In terms of voter fraud, there have been abnormal increases in newly registered identification papers, resulting in scrutiny from overseeing organizations, such as the MOE, as well as reports of buying votes.
There have also been declarations that corruption and voter swaying will result in biased election outcomes. There have been reports of politicians with paramilitary ties as well as biased attacks against specific political parties, candidates, and individuals.
“On Sunday, millions of Colombians will choose our regional leaders – mayors, governors, councilors, representatives – and it’s the ideal time, through voting, for us to punish the corrupt and choose the most honest and most capable [candidates],” President Juan Manuel Santos told the Colombian voters Thursday.
There is a lot weighing on the 2011 elections as they will determine who will have political rule over Colombia’s major cities; Bogota, Medellin, and Cali and areas crucial for criminal groups involved in drug trafficking and local elites who face nationally-promoted land reforms.
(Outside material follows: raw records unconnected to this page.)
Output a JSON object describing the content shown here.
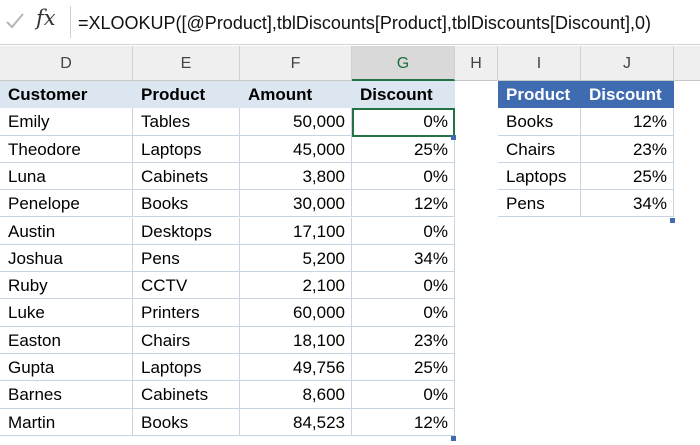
{
  "formula_bar": {
    "fx_label": "fx",
    "formula": "=XLOOKUP([@Product],tblDiscounts[Product],tblDiscounts[Discount],0)"
  },
  "columns": [
    "D",
    "E",
    "F",
    "G",
    "H",
    "I",
    "J"
  ],
  "sales_table": {
    "headers": [
      "Customer",
      "Product",
      "Amount",
      "Discount"
    ],
    "rows": [
      [
        "Emily",
        "Tables",
        "50,000",
        "0%"
      ],
      [
        "Theodore",
        "Laptops",
        "45,000",
        "25%"
      ],
      [
        "Luna",
        "Cabinets",
        "3,800",
        "0%"
      ],
      [
        "Penelope",
        "Books",
        "30,000",
        "12%"
      ],
      [
        "Austin",
        "Desktops",
        "17,100",
        "0%"
      ],
      [
        "Joshua",
        "Pens",
        "5,200",
        "34%"
      ],
      [
        "Ruby",
        "CCTV",
        "2,100",
        "0%"
      ],
      [
        "Luke",
        "Printers",
        "60,000",
        "0%"
      ],
      [
        "Easton",
        "Chairs",
        "18,100",
        "23%"
      ],
      [
        "Gupta",
        "Laptops",
        "49,756",
        "25%"
      ],
      [
        "Barnes",
        "Cabinets",
        "8,600",
        "0%"
      ],
      [
        "Martin",
        "Books",
        "84,523",
        "12%"
      ]
    ]
  },
  "discount_table": {
    "headers": [
      "Product",
      "Discount"
    ],
    "rows": [
      [
        "Books",
        "12%"
      ],
      [
        "Chairs",
        "23%"
      ],
      [
        "Laptops",
        "25%"
      ],
      [
        "Pens",
        "34%"
      ]
    ]
  },
  "colors": {
    "header_fill": "#dce6f1",
    "discount_header_fill": "#3f6bb1",
    "active_border": "#217346"
  }
}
In preparation for the election, cities and towns across Colombia have buckled down in accordance with regulations that prohibit the sale and consumption of alcohol, transportation of arms, and exit or entry across international borders.
More than 330,000 Army troops and police officers have been deployed to protect and oversee the voting process, assuring that armed groups or subversive campaigners don’t sway votes, and no-show citizen election observers could be fined up to $3,000 dollars if they don’t appear for work Sunday.
However, the MOE sent out an alert for possible riots after the closng of the polls and the announcing of the results. The organization called on candidates to ask their followers to keep calm and secure peaceful elections.
Colombia’s Electoral Council has announced it is fully prepared for the elections that will take place Sunday between 8AM and 4PM.
The president of National Electoral Council, Joaquin Jose Vives, said that they will begin counting ballots as soon as the polling stations close until midnight on Sunday. They will resume counting at 9AM on Monday and announce the winners later that day.